X = df.drop('price', axis=1)
y = df['price']

X_train, X_test, y_train, y_test = train_test_split(X, y, random_state=RANDOM_STATE, shuffle=True)

In [6]:
y_mean = y_train.mean()

In [7]:
y_train_pred = pd.DataFrame(np.full((y_train.shape[0], 1), y_mean), columns=['price'])
y_test_pred = pd.DataFrame(np.full((y_test.shape[0], 1), y_mean), columns=['price'])

In [8]:
from sklearn.metrics import mean_squared_error as MSE
from sklearn.metrics import r2_score

In [9]:
print('MSE на трейне:',MSE(y_train, y_train_pred))
print('r2_score на трейне', r2_score(y_train, y_train_pred))

print('MSE на тесте:',MSE(y_test, y_test_pred))
print('r2_score на тесте', r2_score(y_test, y_test_pred))

MSE на трейне: 5108167056090.841
r2_score на трейне 0.0
MSE на тесте: 5143299958041.462
r2_score на тесте -1.0104791440701533e-05


Результаты на тесте очень плохие.

## Linear model

Обучим простейшую линейную регрессию

In [10]:
numerical_cols = ['year', 'mileage', 'engine_capacity', 'engine_power', 'travel_distance']
categorical_cols = ['title', 'transmission', 'body_type', 'drive_type', 'color', 'fuel_type']

In [11]:
import pandas as pd
from sklearn.svm import SVC
from sklearn.impute import SimpleImputer
from sklearn.preprocessing import StandardScaler, OneHotEncoder
from sklearn.linear_model import LogisticRegression, LinearRegression
from sklearn.model_selection import train_test_split
from sklearn.pipeline import Pipeline
from sklearn.compose import ColumnTransformer
from sklearn.preprocessing import OneHotEncoder
from sklearn.preprocessing import FunctionTransformer
from sklearn.linear_model import Lasso, Ridge
from sklearn.base import BaseEstimator, TransformerMixin

In [12]:
class TitleExtractor(BaseEstimator, TransformerMixin):
    def __init__(self, column):
        self.column = column

    def fit(self, X, y=None):
        return self

    def transform(self, X):
        if len(X[self.column].str.split())>=2:
          X[self.column] = X[self.column].str.split().str[0] + X[self.column].str.split().str[1]
        if len(X[self.column].str.split())==1:
          X[self.column] = X[self.column].str.split().str[0]
        return X



numeric_transformer = Pipeline(steps=[
    ('imputer', SimpleImputer(strategy='median')),
    ('scaler', StandardScaler())
])


categorical_transformer = Pipeline(steps=[
    ('title_extractor', TitleExtractor(column='title')),
    ('imputer', SimpleImputer(strategy='constant', fill_value='missing')),
    ('onehot', OneHotEncoder(handle_unknown='ignore'))
])

column_trans = ColumnTransformer(
    [
        ('cat', categorical_transformer, categorical_cols),
        ('num', numeric_transformer, numerical_cols)
    ],
    remainder='drop'
)

linear_clf = Pipeline(steps=[('preprocessor', column_trans),
                      ('classifier', LinearRegression())])

In [13]:
linear_clf.fit(X_train, y_train)

In [14]:
y_train_pred = linear_clf.predict(X_train)
y_test_pred = linear_clf.predict(X_test)

In [15]:
print('MSE на трейне:',MSE(y_train, y_train_pred))
print('r2_score на трейне', r2_score(y_train, y_train_pred))

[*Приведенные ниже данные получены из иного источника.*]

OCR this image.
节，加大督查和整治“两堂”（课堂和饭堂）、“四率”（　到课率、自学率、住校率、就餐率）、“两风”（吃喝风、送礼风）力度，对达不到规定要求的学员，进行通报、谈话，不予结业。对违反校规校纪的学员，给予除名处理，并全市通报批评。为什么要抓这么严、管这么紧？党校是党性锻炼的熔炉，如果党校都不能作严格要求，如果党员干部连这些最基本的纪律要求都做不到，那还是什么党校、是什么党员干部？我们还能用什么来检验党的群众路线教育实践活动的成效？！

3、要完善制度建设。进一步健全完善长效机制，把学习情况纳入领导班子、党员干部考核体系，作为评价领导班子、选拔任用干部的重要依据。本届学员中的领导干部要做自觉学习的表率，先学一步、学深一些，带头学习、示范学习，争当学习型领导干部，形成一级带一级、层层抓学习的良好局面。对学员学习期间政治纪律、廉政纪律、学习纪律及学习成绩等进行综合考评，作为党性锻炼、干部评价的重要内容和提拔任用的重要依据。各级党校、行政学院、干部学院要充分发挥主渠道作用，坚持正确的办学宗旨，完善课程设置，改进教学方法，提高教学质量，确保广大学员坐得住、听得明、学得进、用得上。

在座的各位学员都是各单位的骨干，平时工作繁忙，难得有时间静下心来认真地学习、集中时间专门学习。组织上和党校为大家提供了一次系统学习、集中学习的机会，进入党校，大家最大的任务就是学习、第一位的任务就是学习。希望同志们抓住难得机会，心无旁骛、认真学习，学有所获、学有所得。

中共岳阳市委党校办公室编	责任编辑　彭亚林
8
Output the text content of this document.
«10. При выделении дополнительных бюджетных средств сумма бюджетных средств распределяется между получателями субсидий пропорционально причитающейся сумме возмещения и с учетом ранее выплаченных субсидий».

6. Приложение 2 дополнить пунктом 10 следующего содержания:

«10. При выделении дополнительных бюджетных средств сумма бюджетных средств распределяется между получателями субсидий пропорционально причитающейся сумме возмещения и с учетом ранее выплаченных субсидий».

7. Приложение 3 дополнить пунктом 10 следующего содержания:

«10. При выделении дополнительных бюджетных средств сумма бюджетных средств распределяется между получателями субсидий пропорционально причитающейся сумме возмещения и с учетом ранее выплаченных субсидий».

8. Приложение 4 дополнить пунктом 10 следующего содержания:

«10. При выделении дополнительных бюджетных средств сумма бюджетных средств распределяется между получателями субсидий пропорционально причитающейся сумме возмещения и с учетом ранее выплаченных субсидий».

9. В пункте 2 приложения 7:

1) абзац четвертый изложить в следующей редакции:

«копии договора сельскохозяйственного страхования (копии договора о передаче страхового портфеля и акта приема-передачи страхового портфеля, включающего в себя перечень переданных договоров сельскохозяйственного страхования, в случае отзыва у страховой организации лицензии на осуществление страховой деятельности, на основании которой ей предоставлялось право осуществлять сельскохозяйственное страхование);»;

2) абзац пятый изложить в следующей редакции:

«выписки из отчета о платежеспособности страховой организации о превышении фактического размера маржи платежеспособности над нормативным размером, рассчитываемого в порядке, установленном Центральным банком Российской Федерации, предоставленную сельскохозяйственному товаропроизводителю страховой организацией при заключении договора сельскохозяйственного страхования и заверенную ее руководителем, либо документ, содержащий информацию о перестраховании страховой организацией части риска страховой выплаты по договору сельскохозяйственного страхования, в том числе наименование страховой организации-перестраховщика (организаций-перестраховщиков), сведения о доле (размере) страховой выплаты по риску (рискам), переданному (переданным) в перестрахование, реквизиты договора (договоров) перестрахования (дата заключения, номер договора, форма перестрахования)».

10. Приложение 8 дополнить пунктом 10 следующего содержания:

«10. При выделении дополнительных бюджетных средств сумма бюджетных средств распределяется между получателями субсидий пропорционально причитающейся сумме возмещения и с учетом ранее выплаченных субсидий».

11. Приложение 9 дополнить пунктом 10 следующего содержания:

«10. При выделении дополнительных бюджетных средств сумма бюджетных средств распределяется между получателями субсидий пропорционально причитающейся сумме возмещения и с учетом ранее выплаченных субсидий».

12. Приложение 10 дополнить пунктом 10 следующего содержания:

print('MSE на тесте:',MSE(y_test, y_test_pred))
print('r2_score на тесте', r2_score(y_test, y_test_pred))

MSE на трейне: 1165852805434.9211
r2_score на трейне 0.7717668994312178
MSE на тесте: 1163551816903.3071
r2_score на тесте 0.7737710061936918


Похоже на сильное переобучение. Посмотрим на веса молели:

In [18]:
linear_model = linear_clf.named_steps['classifier']

for i,j in zip(range(0,len(linear_model.coef_)), linear_model.coef_):
  print(i,j)

0 -2229538.245520963
1 -1025832.4969185559
2 -889351.7274097129
3 217090.58815452494
4 -563417.1679494868
5 -366058.8317738749
6 57009.7499001358
7 -469919.62016224535
8 -438501.6631466422
9 299665.7020080501
10 -190215.8864367628
11 -269812.24584390357
12 -292177.51568967843
13 -639236.5701236629
14 -2602305.104063767
15 299190.96048980404
16 -638351.4226896067
17 123733.27322934159
18 26540.082970046165
19 6558557.320490545
20 551605.0052595639
21 8028759.0201951135
22 1360517.418557434
23 1301507.5841122987
24 2125040.9261798165
25 1372319.7645169864
26 993699.5741528211
27 1444922.4834292503
28 1389132.6455016932
29 -590671.2757238881
30 769800.3094538744
31 -292790.18803095934
32 46209.77501002528
33 -112183.2234564545
34 123717.06028561514
35 743493.0669366855
36 399067.65599969425
37 2057705.258765576
38 -408640.9420073773
39 3688.87611654258
40 -364149.1040240335
41 4037092.3199218265
42 833940.9840203591
43 3610425.7712768987
44 1272185.2412882517
45 515399.2792995548
46 10113

In [19]:
Lasso_clf = Pipeline(steps=[('preprocessor', column_trans),
                      ('classifier', Lasso())])

In [None]:
Lasso_clf.fit(X_train, y_train)

In [None]:
y_train_pred = Lasso_clf.predict(X_train)
y_test_pred = Lasso_clf.predict(X_test)

In [None]:
print('MSE на трейне:',MSE(y_train, y_train_pred))
print('r2_score на трейне', r2_score(y_train, y_train_pred))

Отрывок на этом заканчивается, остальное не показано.